Der Beschwerdeführer bringt demgegenüber vor, es gebe Ziviltechniker - ebenso wie etwa Wirtschaftstreuhänder - die überwiegend oder sogar ausschließlich als Sachverständige tätig werden, ohne ihre Qualifikation zu verlieren. Dem ist entgegenzuhalten, daß eine Einschränkung der Berufstätigkeit in unüblicher Weise in jedem Berufszweig vorkommen kann. Trifft dies zu, so übt der Erwerbstätige seinen Beruf nicht mehr berufstypisch aus. Seine Tätigkeit entspricht dann nicht dem Berufsbild, wie es üblicherweise in Erscheinung tritt. Übt eine berufsfremde Person eine Tätigkeit aus, die einer solchen eingeschränkten Berufstätigkeit ähnlich ist, so bezieht sich die Ähnlichkeit eben nur auf eine atypisch eingeschränkte, nicht aber auf die berufsbildtypische Tätigkeit des Berufsangehörigen (vgl. das Erkenntnis des Verwaltungsgerichtshofes vom 5. August 1992, 91/13/0120).
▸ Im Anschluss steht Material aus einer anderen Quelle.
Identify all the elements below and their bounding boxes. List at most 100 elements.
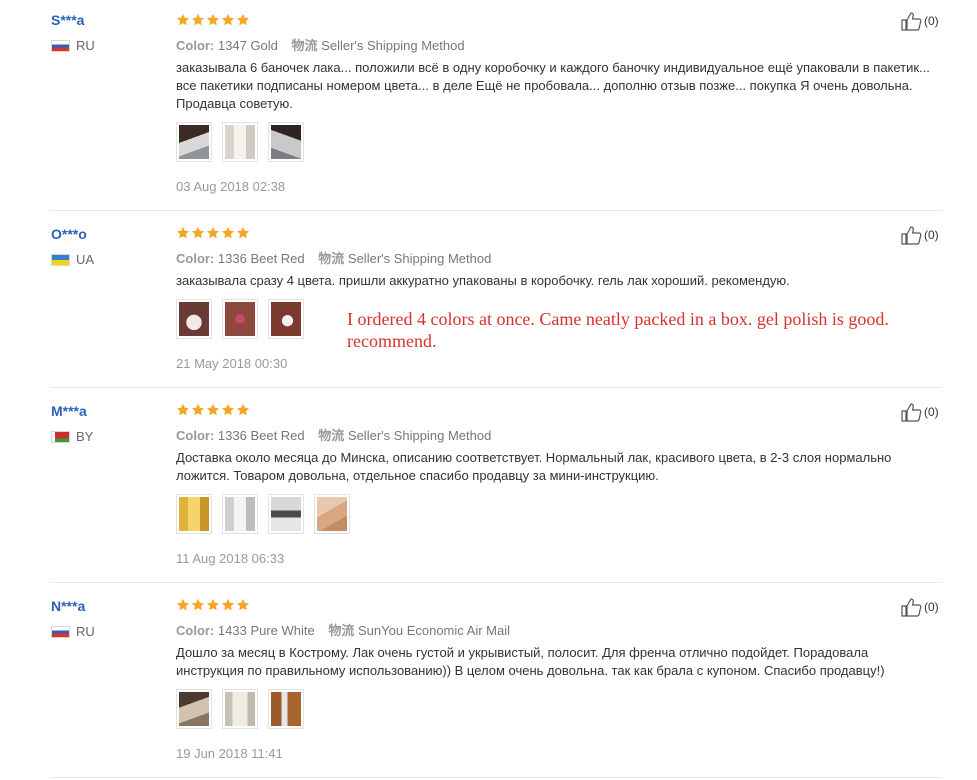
helpful-button[interactable]: (0) — [900, 597, 939, 617]
ru-flag-icon — [51, 625, 70, 638]
review-photo-thumbnail[interactable] — [176, 122, 212, 162]
color-value: 1433 Pure White — [217, 623, 315, 638]
helpful-button[interactable]: (0) — [900, 225, 939, 245]
helpful-button[interactable]: (0) — [900, 402, 939, 422]
review-photos — [176, 122, 304, 162]
review-photos — [176, 494, 350, 534]
star-icon — [191, 13, 205, 26]
star-icon — [176, 226, 190, 239]
star-icon — [236, 403, 250, 416]
star-icon — [206, 598, 220, 611]
color-value: 1336 Beet Red — [217, 251, 305, 266]
review-meta: Color: 1347 Gold 物流 Seller's Shipping Me… — [176, 35, 465, 54]
review-text: Доставка около месяца до Минска, описани… — [176, 450, 892, 483]
review-photo-thumbnail[interactable] — [268, 299, 304, 339]
review-photos — [176, 689, 304, 729]
shipping-value: Seller's Shipping Method — [321, 38, 465, 53]
star-icon — [221, 598, 235, 611]
country-code: UA — [76, 252, 95, 267]
reviewer-name[interactable]: N***a — [51, 598, 85, 614]
reviewer-country: RU — [51, 624, 95, 639]
by-flag-icon — [51, 430, 70, 443]
review-text: заказывала 6 баночек лака... положили вс… — [176, 60, 930, 111]
review-date: 19 Jun 2018 11:41 — [176, 746, 283, 761]
review-photo-thumbnail[interactable] — [268, 494, 304, 534]
star-icon — [191, 598, 205, 611]
star-icon — [221, 13, 235, 26]
review-meta: Color: 1336 Beet Red 物流 Seller's Shippin… — [176, 248, 491, 267]
color-value: 1347 Gold — [217, 38, 278, 53]
shipping-label: 物流 — [328, 623, 355, 638]
review-meta: Color: 1433 Pure White 物流 SunYou Economi… — [176, 620, 510, 639]
star-icon — [236, 226, 250, 239]
color-label: Color: — [176, 251, 215, 266]
shipping-label: 物流 — [318, 428, 345, 443]
color-label: Color: — [176, 38, 215, 53]
helpful-count: (0) — [924, 14, 939, 28]
review-divider — [50, 210, 942, 211]
helpful-count: (0) — [924, 600, 939, 614]
reviewer-name[interactable]: S***a — [51, 12, 84, 28]
review-photo-thumbnail[interactable] — [176, 689, 212, 729]
star-icon — [206, 13, 220, 26]
color-value: 1336 Beet Red — [217, 428, 305, 443]
star-icon — [191, 226, 205, 239]
review-photo-thumbnail[interactable] — [268, 689, 304, 729]
star-rating — [176, 13, 250, 27]
review-photo-thumbnail[interactable] — [268, 122, 304, 162]
review-divider — [50, 387, 942, 388]
review-photo-thumbnail[interactable] — [222, 299, 258, 339]
ua-flag-icon — [51, 253, 70, 266]
review-photos — [176, 299, 304, 339]
shipping-label: 物流 — [291, 38, 318, 53]
helpful-count: (0) — [924, 228, 939, 242]
review-text: заказывала сразу 4 цвета. пришли аккурат… — [176, 273, 790, 288]
color-label: Color: — [176, 623, 215, 638]
star-icon — [221, 403, 235, 416]
star-icon — [206, 403, 220, 416]
shipping-label: 物流 — [318, 251, 345, 266]
star-icon — [221, 226, 235, 239]
helpful-button[interactable]: (0) — [900, 11, 939, 31]
star-rating — [176, 226, 250, 240]
thumbs-up-icon — [901, 403, 922, 422]
star-icon — [176, 598, 190, 611]
shipping-value: Seller's Shipping Method — [347, 251, 492, 266]
thumbs-up-icon — [901, 226, 922, 245]
country-code: BY — [76, 429, 94, 444]
review-date: 11 Aug 2018 06:33 — [176, 551, 285, 566]
reviewer-country: RU — [51, 38, 95, 53]
review-photo-thumbnail[interactable] — [176, 299, 212, 339]
star-icon — [206, 226, 220, 239]
review-photo-thumbnail[interactable] — [222, 689, 258, 729]
shipping-value: SunYou Economic Air Mail — [358, 623, 511, 638]
thumbs-up-icon — [901, 12, 922, 31]
country-code: RU — [76, 624, 95, 639]
review-photo-thumbnail[interactable] — [222, 122, 258, 162]
reviewer-country: UA — [51, 252, 94, 267]
review-divider — [50, 777, 942, 778]
star-rating — [176, 403, 250, 417]
helpful-count: (0) — [924, 405, 939, 419]
review-date: 03 Aug 2018 02:38 — [176, 179, 286, 194]
review-divider — [50, 582, 942, 583]
review-photo-thumbnail[interactable] — [314, 494, 350, 534]
reviewer-name[interactable]: M***a — [51, 403, 87, 419]
star-icon — [176, 13, 190, 26]
star-icon — [176, 403, 190, 416]
translation-annotation: I ordered 4 colors at once. Came neatly … — [347, 309, 889, 351]
star-icon — [191, 403, 205, 416]
review-date: 21 May 2018 00:30 — [176, 356, 288, 371]
ru-flag-icon — [51, 39, 70, 52]
country-code: RU — [76, 38, 95, 53]
color-label: Color: — [176, 428, 215, 443]
shipping-value: Seller's Shipping Method — [347, 428, 492, 443]
review-photo-thumbnail[interactable] — [176, 494, 212, 534]
star-icon — [236, 598, 250, 611]
review-photo-thumbnail[interactable] — [222, 494, 258, 534]
reviewer-country: BY — [51, 429, 93, 444]
star-rating — [176, 598, 250, 612]
thumbs-up-icon — [901, 598, 922, 617]
reviewer-name[interactable]: O***o — [51, 226, 87, 242]
review-text: Дошло за месяц в Кострому. Лак очень гус… — [176, 645, 885, 678]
Der Hinweis des Beschwerdeführers auf die ihm als konzessioniertem Baumeister zustehende Befugnis zu Planungstätigkeiten geht schon deswegen ins Leere, weil es im Beschwerdefall auf die im Streitzeitraum tatsächlich ausgeübte Tätigkeit ankommt.
Da auf den Beschwerdefall allein die Bestimmungen des Einkommensteuerrechtes anzuwenden sind, ist nicht maßgeblich, daß das Gebührenanspruchsgesetz nicht zwischen der Gewerbesteuer unterliegenden Sachverständigen und nicht gewerbesteuerpflichtigen Sachverständigen unterscheidet. Ebensowenig ist die für die beschwerdegegenständliche Frage die Qualität der Gutachten von entscheidender Bedeutung. Auch aus dem Umstand, daß eine Nutzwertfestsetzung nach § 28 Abs. 2 Z. 8 lit. b des Wohnungseigentumsgesetzes 1975 sowohl von einem Ziviltechniker als auch einem für Hochbau allgemein beeideten gerichtlichen Sachverständigen erstellt werden kann, kann der Beschwerdeführer im Hinblick auf die völlig unterschiedliche Zielsetzung des WEG 1975 nichts für den Streitfall gewinnen, zumal damit eben auch im WEG 1975 ausdrücklich zwischen einem Ziviltechniker und einem Sachverständigen für Hochbau unterschieden wird.
Die Beschwerde war daher gemäß § 42 Abs. 1 VwGG als unbegründet abzuweisen.
Die Kostenentscheidung gründet sich auf die §§ 47 ff VwGG in Verbindung mit der Verordnung BGBl. Nr. 416/1994.